# Merkwürdige Steam Spiele-Updates



## GxGamer (14. April 2016)

*Merkwürdige Steam Spiele-Updates*

Moin,

bei mir lädt Steam gerade Updates für 52 Spiele herunter. Gestern sollten es noch 82 sein welche alle diese 0-Byte-Downloads waren.
Nun lädt er jedoch für jedes Spiel gewaltige Datenmengen herunter.
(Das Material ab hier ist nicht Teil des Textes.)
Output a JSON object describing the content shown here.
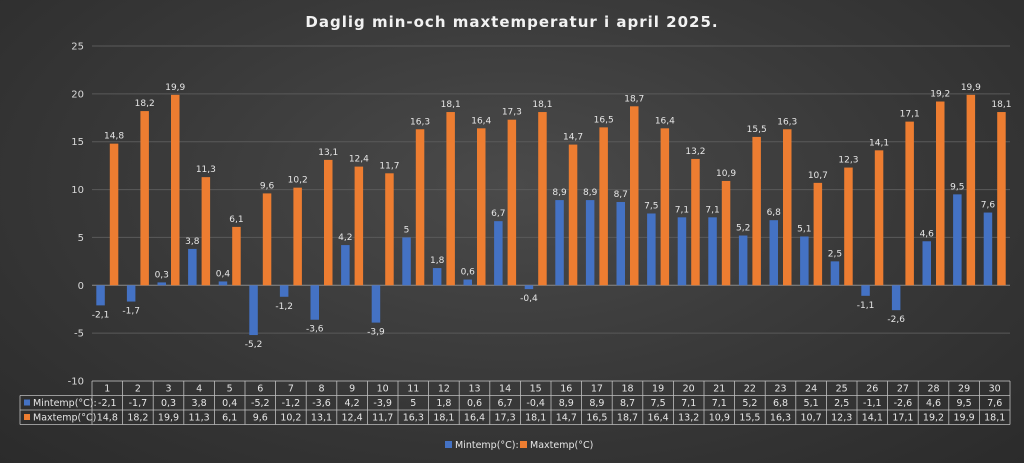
{
  "colors": {
    "min": "#4472c4",
    "max": "#ed7d31"
  },
  "chart_data": {
    "type": "bar",
    "title": "Daglig min-och maxtemperatur i april 2025.",
    "xlabel": "",
    "ylabel": "",
    "ylim": [
      -10,
      25
    ],
    "yticks": [
      -10,
      -5,
      0,
      5,
      10,
      15,
      20,
      25
    ],
    "grid": true,
    "legend": "bottom",
    "categories": [
      "1",
      "2",
      "3",
      "4",
      "5",
      "6",
      "7",
      "8",
      "9",
      "10",
      "11",
      "12",
      "13",
      "14",
      "15",
      "16",
      "17",
      "18",
      "19",
      "20",
      "21",
      "22",
      "23",
      "24",
      "25",
      "26",
      "27",
      "28",
      "29",
      "30"
    ],
    "series": [
      {
        "name": "Mintemp(°C):",
        "values": [
          -2.1,
          -1.7,
          0.3,
          3.8,
          0.4,
          -5.2,
          -1.2,
          -3.6,
          4.2,
          -3.9,
          5,
          1.8,
          0.6,
          6.7,
          -0.4,
          8.9,
          8.9,
          8.7,
          7.5,
          7.1,
          7.1,
          5.2,
          6.8,
          5.1,
          2.5,
          -1.1,
          -2.6,
          4.6,
          9.5,
          7.6
        ],
        "labels": [
          "-2,1",
          "-1,7",
          "0,3",
          "3,8",
          "0,4",
          "-5,2",
          "-1,2",
          "-3,6",
          "4,2",
          "-3,9",
          "5",
          "1,8",
          "0,6",
          "6,7",
          "-0,4",
          "8,9",
          "8,9",
          "8,7",
          "7,5",
          "7,1",
          "7,1",
          "5,2",
          "6,8",
          "5,1",
          "2,5",
          "-1,1",
          "-2,6",
          "4,6",
          "9,5",
          "7,6"
        ]
      },
      {
        "name": "Maxtemp(°C)",
        "values": [
          14.8,
          18.2,
          19.9,
          11.3,
          6.1,
          9.6,
          10.2,
          13.1,
          12.4,
          11.7,
          16.3,
          18.1,
          16.4,
          17.3,
          18.1,
          14.7,
          16.5,
          18.7,
          16.4,
          13.2,
          10.9,
          15.5,
          16.3,
          10.7,
          12.3,
          14.1,
          17.1,
          19.2,
          19.9,
          18.1
        ],
        "labels": [
          "14,8",
          "18,2",
          "19,9",
          "11,3",
          "6,1",
          "9,6",
          "10,2",
          "13,1",
          "12,4",
          "11,7",
          "16,3",
          "18,1",
          "16,4",
          "17,3",
          "18,1",
          "14,7",
          "16,5",
          "18,7",
          "16,4",
          "13,2",
          "10,9",
          "15,5",
          "16,3",
          "10,7",
          "12,3",
          "14,1",
          "17,1",
          "19,2",
          "19,9",
          "18,1"
        ]
      }
    ]
  }
}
Kurios dabei finde ich das die meisten Updates die gleiche Größe von 114,3 MB haben.

Ich hab dazu im Netz nichts gefunden, hat noch jemand dieses Verhalten festgestellt oder eine Erklärung dafür?


----------



## L4D2K (14. April 2016)

*AW: Merkwürdige Steam Spiele-Updates*

Bei mir haben auch die meisten Instalierten Spiele ein update von 0 Bytes  gedownloaded.
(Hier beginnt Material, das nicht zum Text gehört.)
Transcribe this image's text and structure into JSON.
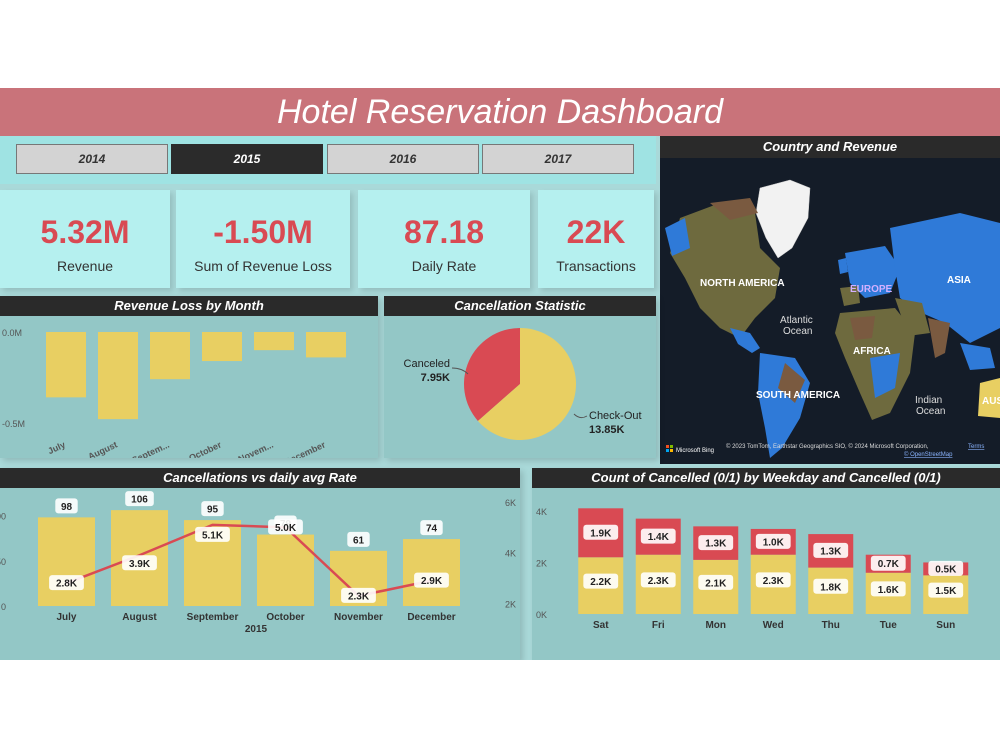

Connection lost then randomly all games need an update. :: Help and Tips

Scheinen aber mehrere das Problem zu haben.


----------



## GxGamer (14. April 2016)

*AW: Merkwürdige Steam Spiele-Updates*

Oh okay, danke. Da hab ich wohl die falschen Suchbegriffe verwendet.
Alle dasselbe Problem. Manche Spiele 0 und manche mit mehreren hundert MB. Und scheinbar bin ich mit "nur" 52 Spielen noch gut weggekommen. WTF


----------



## FortuneHunter (14. April 2016)

*AW: Merkwürdige Steam Spiele-Updates*

Habe das Problem nicht, war in den letzten Tagen aber nur kurz online... Heute abend nur 8 Games von 2563 die ein normales Update gefahren haben und alle mit unterschiedlichen Downloadmengen.


----------



## Shona (17. April 2016)

*AW: Merkwürdige Steam Spiele-Updates*



GxGamer schrieb:


> Moin,
> 
> bei mir lädt Steam gerade Updates für 52 Spiele herunter. Gestern sollten es noch 82 sein welche alle diese 0-Byte-Downloads waren.
> Nun lädt er jedoch für jedes Spiel gewaltige Datenmengen herunter. Kurios dabei finde ich das die meisten Updates die gleiche Größe von 114,3 MB haben.
> ...


Habe das seit Jahren und meist nach einem Steam Beta Update oder wenn ich Steam nicht beende sondern einfach nur den PC runterfahre.


----------